Every fact web-verified against primary sources

Why in News

🗞️ Why in News

On June 30, 2026, the Office of the Economic Adviser, Department for Promotion of Industry and Internal Trade (DPIIT) released the Index of Eight Core Industries (ICI) for May 2026, showing core-sector output grew a muted 0.5% year-on-year.

The subdued growth was dragged down by contractions in coal, crude oil, natural gas and refinery products, even as cement, electricity and steel expanded.

What Are the Eight Core Industries

The Index of Eight Core Industries (ICI) measures the combined and individual production performance of eight infrastructure and industrial sectors.
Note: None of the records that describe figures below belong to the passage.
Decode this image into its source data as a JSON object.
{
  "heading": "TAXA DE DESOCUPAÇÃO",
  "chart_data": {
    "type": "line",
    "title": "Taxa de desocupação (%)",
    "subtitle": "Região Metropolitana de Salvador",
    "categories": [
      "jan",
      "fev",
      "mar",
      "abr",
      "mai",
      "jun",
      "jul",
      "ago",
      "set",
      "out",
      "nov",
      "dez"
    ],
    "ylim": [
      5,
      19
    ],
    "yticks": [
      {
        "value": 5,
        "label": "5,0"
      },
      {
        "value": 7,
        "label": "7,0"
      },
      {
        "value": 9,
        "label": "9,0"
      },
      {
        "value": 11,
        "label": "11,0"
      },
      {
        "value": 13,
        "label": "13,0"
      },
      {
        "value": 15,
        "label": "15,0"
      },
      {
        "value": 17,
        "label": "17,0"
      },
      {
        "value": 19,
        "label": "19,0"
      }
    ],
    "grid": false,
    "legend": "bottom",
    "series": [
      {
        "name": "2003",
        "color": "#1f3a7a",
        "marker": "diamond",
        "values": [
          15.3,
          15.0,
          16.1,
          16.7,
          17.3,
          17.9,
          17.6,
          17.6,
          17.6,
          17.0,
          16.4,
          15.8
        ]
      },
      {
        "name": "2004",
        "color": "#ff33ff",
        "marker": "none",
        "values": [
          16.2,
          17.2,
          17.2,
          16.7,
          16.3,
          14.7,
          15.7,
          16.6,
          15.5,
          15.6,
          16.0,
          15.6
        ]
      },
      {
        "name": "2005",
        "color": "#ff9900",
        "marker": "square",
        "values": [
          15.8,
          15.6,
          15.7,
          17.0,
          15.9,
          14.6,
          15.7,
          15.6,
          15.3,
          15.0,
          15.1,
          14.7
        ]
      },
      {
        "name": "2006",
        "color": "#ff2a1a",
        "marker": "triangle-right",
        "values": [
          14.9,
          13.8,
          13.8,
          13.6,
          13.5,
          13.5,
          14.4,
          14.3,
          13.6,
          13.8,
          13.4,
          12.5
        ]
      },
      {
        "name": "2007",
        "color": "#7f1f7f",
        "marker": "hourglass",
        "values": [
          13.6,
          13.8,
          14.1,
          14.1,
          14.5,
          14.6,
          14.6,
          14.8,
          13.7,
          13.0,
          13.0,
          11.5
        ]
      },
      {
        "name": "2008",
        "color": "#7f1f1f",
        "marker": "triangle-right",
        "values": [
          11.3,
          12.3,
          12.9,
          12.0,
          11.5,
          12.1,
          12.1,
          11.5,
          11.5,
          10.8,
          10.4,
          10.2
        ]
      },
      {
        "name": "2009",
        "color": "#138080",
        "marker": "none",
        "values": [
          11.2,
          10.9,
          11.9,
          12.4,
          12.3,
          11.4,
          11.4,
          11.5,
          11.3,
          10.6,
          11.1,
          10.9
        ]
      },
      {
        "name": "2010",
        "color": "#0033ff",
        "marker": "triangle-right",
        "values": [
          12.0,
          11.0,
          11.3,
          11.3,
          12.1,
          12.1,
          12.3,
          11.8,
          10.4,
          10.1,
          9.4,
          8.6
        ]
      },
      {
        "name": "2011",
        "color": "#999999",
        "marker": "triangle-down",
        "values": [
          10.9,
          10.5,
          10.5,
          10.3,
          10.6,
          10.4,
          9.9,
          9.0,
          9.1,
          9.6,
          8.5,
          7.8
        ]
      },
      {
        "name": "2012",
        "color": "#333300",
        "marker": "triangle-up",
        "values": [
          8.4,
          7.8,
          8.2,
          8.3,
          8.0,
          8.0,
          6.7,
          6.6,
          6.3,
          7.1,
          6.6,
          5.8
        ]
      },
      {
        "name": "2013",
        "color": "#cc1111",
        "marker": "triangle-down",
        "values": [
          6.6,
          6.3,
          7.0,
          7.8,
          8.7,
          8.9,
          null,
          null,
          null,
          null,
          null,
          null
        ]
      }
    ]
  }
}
These are:

Coal, Crude Oil, Natural Gas, Refinery Products, Fertilizers, Steel, Cement, and Electricity.

Together, the eight core industries account for a combined weight of 40.27% in the Index of Industrial Production (IIP), making the ICI a leading indicator, a bellwether, of overall industrial momentum. The ICI uses a base year of 2011-12 = 100.

Weightage of the Eight Core Industries

Core Industry Weight in ICI
Refinery Products 28.04% (highest)
Electricity 19.85%
Steel 17.92%
Coal 10.33%
Crude Oil 8.98%
Natural Gas 6.88%
Cement 5.37%
Fertilizers 2.63%

May 2026 Performance

Sector May 2026 (year-on-year) Direction
Electricity about +8.7% Growth
Cement about +8.4% Growth
Steel about +5% Growth
Fertilizers about -0.9% Contraction
Natural Gas about -4.9% Contraction
Refinery Products about -8.7% Contraction
Coal about -9.3% Contraction

The overall ICI rose just 0.5% (provisional) in May 2026 over May 2025. Positive momentum in cement, electricity and steel, sectors tied to construction and power demand, was offset by weakness in the energy-heavy segments, particularly the high-weight refinery products.

Analysis and Way Forward

The core sector is a bellwether of industrial and infrastructure momentum. Because refinery products, electricity and steel carry the largest weights, movements in these sectors dominate the headline number. In May 2026, the drag from refinery products (weight 28.04%) and coal muted the strong showing of cement and power.

Robust cement and steel growth signals healthy construction and infrastructure activity, while strong electricity generation reflects firm demand. The contraction in coal, crude oil and natural gas points to softness in the domestic energy-production chain, which feeds forward into the IIP.

The way forward is to sustain the infrastructure-led momentum in cement, steel and power, revive output in the lagging energy segments, and read the ICI alongside the broader IIP for a fuller picture of industrial health. Analysts also flag base-year considerations, the 2011-12 base is dated, and a base-year revision would better capture the current structure of the economy.

UPSC Relevance

GS Paper 3: Indian economy; growth and development; issues relating to planning, mobilisation of resources, and infrastructure.

Prelims pointers:

  • Eight Core Industries: Coal, Crude Oil, Natural Gas, Refinery Products, Fertilizers, Steel, Cement, Electricity.
  • Combined weight in IIP: 40.27%.
  • Highest individual weight: Refinery Products (28.04%); lowest: Fertilizers (2.63%).
  • ICI released by the Office of the Economic Adviser, DPIIT; base year 2011-12.
  • May 2026 ICI growth: 0.5% (provisional).

Mains question: “The Index of Eight Core Industries serves as an early indicator of industrial and infrastructure momentum in India. Discuss its composition, significance and limitations as an economic barometer. (15 marks, 250 words)”

Facts Corner

📌 Facts Corner, Knowledgepedia

  • ICI for May 2026: grew 0.5% year-on-year (provisional); released June 30, 2026.
  • Released by: Office of the Economic Adviser, DPIIT (Ministry of Commerce and Industry).
  • Eight Core Industries: Coal, Crude Oil, Natural Gas, Refinery Products, Fertilizers, Steel, Cement, Electricity.
  • Weight in IIP: 40.27%.
  • Highest weight: Refinery Products (28.04%); then Electricity, Steel (17.92%), Coal, Crude Oil, Natural Gas, Cement, and Fertilizers (lowest, 2.63%).
  • Base year: 2011-12 = 100.
  • May 2026 movers: Electricity about +8.7%, Cement about +8.4%, Steel about +5%; Coal about -9.3%, Refinery Products about -8.7%.
  • Significance: ICI is a bellwether of industrial and infrastructure activity and a component of the broader IIP.